There were those -- men, women, both -- who would have happily joined him for an hour or two. Stayed for the duration, days, weeks, without any more complaint than anyone ever had about Captain Sparrow. Sometimes, when he lay in his bed and stared at the filthy wooden beams of the ceiling, he thought about going out and finding one of them. Leaning out the window and calling out 'whoever gets here first gets a fucking'.

He'd gone to the window, once. Opened the shutters and leant out. Got so far as opening his mouth to shout, and realised he was too drunk to follow through and he closed both his mouth and the window and returned to bed.

He'd been in Tortuga too long. Weeks, by the number he could no longer count. Weeks on dry land when his feet still carried him over the cobblestones and dirt as though expecting the pitch of a deck beneath him. He wasn't the only pirate walking as though drunk, and it was hardly noticeable -- made him look as though he'd only got in, rather than been here so long that the cook's boy knew his room as 'Captain
Jack's room' and gave directions to the other staff accordingly.

He nearly signed on the "Adventure's Sail", when she was readying to leave port. Desperate to get back to sea, but, at the time, not quite willing to lower himself to a mere gunnery. Now he wished he had, wished he'd swallowed his pride and let himself sign on, and bide his time to get his own ship once again.

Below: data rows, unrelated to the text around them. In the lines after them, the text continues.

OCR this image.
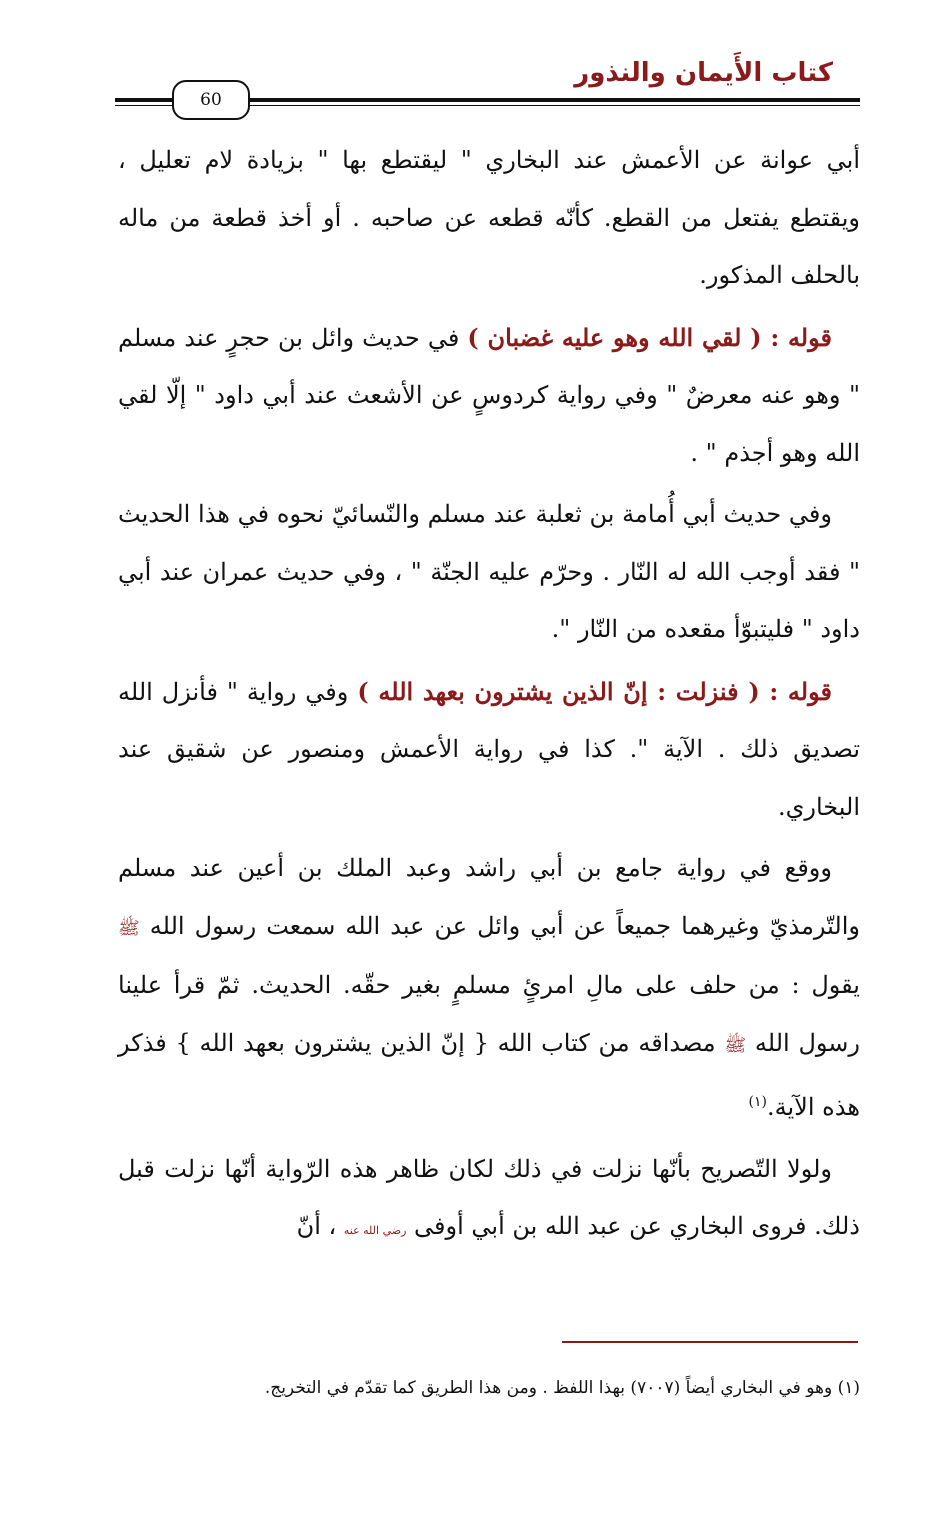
كتاب الأَيمان والنذور
60

أبي عوانة عن الأعمش عند البخاري " ليقتطع بها " بزيادة لام تعليل ، ويقتطع يفتعل من القطع. كأنّه قطعه عن صاحبه . أو أخذ قطعة من ماله بالحلف المذكور.

قوله : ( لقي الله وهو عليه غضبان ) في حديث وائل بن حجرٍ عند مسلم " وهو عنه معرضٌ " وفي رواية كردوسٍ عن الأشعث عند أبي داود " إلّا لقي الله وهو أجذم " .

وفي حديث أبي أُمامة بن ثعلبة عند مسلم والنّسائيّ نحوه في هذا الحديث " فقد أوجب الله له النّار . وحرّم عليه الجنّة " ، وفي حديث عمران عند أبي داود " فليتبوّأ مقعده من النّار ".

قوله : ( فنزلت : إنّ الذين يشترون بعهد الله ) وفي رواية " فأنزل الله تصديق ذلك . الآية ". كذا في رواية الأعمش ومنصور عن شقيق عند البخاري.

ووقع في رواية جامع بن أبي راشد وعبد الملك بن أعين عند مسلم والتّرمذيّ وغيرهما جميعاً عن أبي وائل عن عبد الله سمعت رسول الله ﷺ يقول : من حلف على مالِ امرئٍ مسلمٍ بغير حقّه. الحديث. ثمّ قرأ علينا رسول الله ﷺ مصداقه من كتاب الله { إنّ الذين يشترون بعهد الله } فذكر هذه الآية.$^{(١)}$

ولولا التّصريح بأنّها نزلت في ذلك لكان ظاهر هذه الرّواية أنّها نزلت قبل ذلك. فروى البخاري عن عبد الله بن أبي أوفى رضي الله عنه ، أنّ

(١) وهو في البخاري أيضاً (٧٠٠٧) بهذا اللفظ . ومن هذا الطريق كما تقدّم في التخريج.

Except it wouldn't be his own ship. He had a ship, and she was waiting for him. Somewhere, out in the oceans, she sailed without him.

He forced himself to wait. He had a plan, or something like one, which involved finding some other ship he could captain for awhile, a ship with bite enough to give his girl a fight. Crew hard enough to chase the mutineers off his Pearl, and give her back to him.

As he waited, the days crept by, and he spent more and more time drinking rum and cheap piss-ale. Spent more and more of his days walking with sealegs from drunkenness instead of the other way around. The cook's boy started looking in on him, bearing a plate of food and saying why don't you go down to the barroom and have your drink there. As though the company of other drunks would shake him out of it.

His Pearl is somewhere else, under the hands of another man. He sleeps alone so that no one will hear him call for her.